Teraz wracając do mojej pracy. Jest to ciasto czekoladowo-truskawkowe z polewą czekoladową i sezonowymi owocami - w tym przypadki truskawkami. Zrobiłam patyczek truskawkowy (tak ja to nazywam) własnoręcznie. Jestem zadowolona z efektów. Ciasto stało się naszynikiem. Jeszcze do kompletu dorobiłam kolczyki, ale zdjęć nie mam. Po prostu promuję się wśród rodziny :D





Ciepłego dnia,
DRAMA

8 komentarzy:

  1. A powiem Ci, że te opłakane statystyki to wina obserwacji, bo jak już obserwuje się bloga to nie trzeba na niego wchodzić by sprawdzać czy pojawiło się coś nowego, a dopiero jak się coś pojawi to ludzie wchodzą... Ale dopiero założyłaś bloga także spokojnie, jeszcze dojdziesz do 'x' tysięcy wyświetleń miesięcznie, tak myślę ;) :D
    A ja kocham swoją miejscowość, nic tu nie ma! :D Wszystko trzeba zamawiać, cóż za wygoda! :D
    Praca super! Popieram rozprowadzanie wyrobów wśród rodziny ;)

    OdpowiedzUsuń
  2. Truskawkowy patyczek ślicznie ci wyszedł! A wyświetleniami to się nie martw, na początku zawsze tak jest :P U mnie w mieście też jest sklep z półfabrykatami, ale jest tam strasznie drogo :/

    OdpowiedzUsuń
  3. Jako kolczyki chyba prezentuje się bardziej efektownie; przy spiętych włosach na pewno wyglądałyby świetnie :)

    OdpowiedzUsuń
  4. świetny torcik. No to mieszkamy w tym samym mieście :D ja nawet nie słyszałam o tym sklepiku a z chęcią go odwiedzę, gdy zabraknie półfabrykatów. Jeśli chciałabyś zakupić modelinę fimo, to polecam sklep Bohema na placu artystów :P

    OdpowiedzUsuń
  5. Patyczek wyszedł Ci świetnie, mi rzadko się udają. :D Bardzo fajne torciki. ;)

    OdpowiedzUsuń
  6. Wyglada jak prawdziwe ;) Zapraszam do siebie. Bylabym bardzo wdzieczna gdybys poklikala w linki pod zdjeciami. Bardzo mi na tym zalezy!
    patyskaa.blogspot.be

    OdpowiedzUsuń
  7. Szczerze?
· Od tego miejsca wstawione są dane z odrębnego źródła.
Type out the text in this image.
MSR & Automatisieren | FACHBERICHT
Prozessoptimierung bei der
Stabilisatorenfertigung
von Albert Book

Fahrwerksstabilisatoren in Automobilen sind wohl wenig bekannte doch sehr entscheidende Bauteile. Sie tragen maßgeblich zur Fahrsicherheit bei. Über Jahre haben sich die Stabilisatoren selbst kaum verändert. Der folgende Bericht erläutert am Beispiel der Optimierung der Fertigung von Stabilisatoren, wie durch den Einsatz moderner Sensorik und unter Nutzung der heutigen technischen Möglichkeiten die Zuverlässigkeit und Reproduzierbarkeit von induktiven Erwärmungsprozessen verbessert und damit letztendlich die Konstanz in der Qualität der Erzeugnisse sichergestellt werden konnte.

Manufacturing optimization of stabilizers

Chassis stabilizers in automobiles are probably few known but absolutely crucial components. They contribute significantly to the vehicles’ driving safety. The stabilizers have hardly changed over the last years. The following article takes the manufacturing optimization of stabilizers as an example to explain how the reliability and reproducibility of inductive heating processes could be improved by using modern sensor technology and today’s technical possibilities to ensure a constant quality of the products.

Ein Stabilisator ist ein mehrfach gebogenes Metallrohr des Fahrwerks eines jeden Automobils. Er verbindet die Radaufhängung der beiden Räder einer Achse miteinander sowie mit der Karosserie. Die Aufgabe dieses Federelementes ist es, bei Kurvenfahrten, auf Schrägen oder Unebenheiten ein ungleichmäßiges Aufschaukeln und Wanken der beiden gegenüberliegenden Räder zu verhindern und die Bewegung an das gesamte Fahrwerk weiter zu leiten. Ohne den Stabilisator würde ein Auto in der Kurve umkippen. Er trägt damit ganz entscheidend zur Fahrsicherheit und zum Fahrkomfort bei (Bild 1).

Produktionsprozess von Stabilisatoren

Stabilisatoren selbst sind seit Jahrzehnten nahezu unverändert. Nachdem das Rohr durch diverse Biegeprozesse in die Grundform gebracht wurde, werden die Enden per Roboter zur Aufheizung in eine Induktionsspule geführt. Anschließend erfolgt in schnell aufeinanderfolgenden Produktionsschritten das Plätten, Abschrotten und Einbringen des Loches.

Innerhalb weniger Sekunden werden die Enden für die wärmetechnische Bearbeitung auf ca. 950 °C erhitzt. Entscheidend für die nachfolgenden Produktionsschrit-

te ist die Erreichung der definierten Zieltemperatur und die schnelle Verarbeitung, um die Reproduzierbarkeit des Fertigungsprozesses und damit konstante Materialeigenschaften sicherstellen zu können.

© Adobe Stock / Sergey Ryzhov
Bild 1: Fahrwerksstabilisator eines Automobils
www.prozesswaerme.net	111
Trudno powiedzieć. Tak jakoś same mi przychodzą. Prezentacja lakieru w zwyczajny sposób wydała mi się tak niecharakterystyczna, a niebo wyglądało całkiem, całkiem... no i samo wyszło :)

    OdpowiedzUsuń
  8. Ja niestety jestem skazana na zakupy przez internet (chyba, że wybiorę przepłacanie, haha). W każdym razie- ciastko śliczne!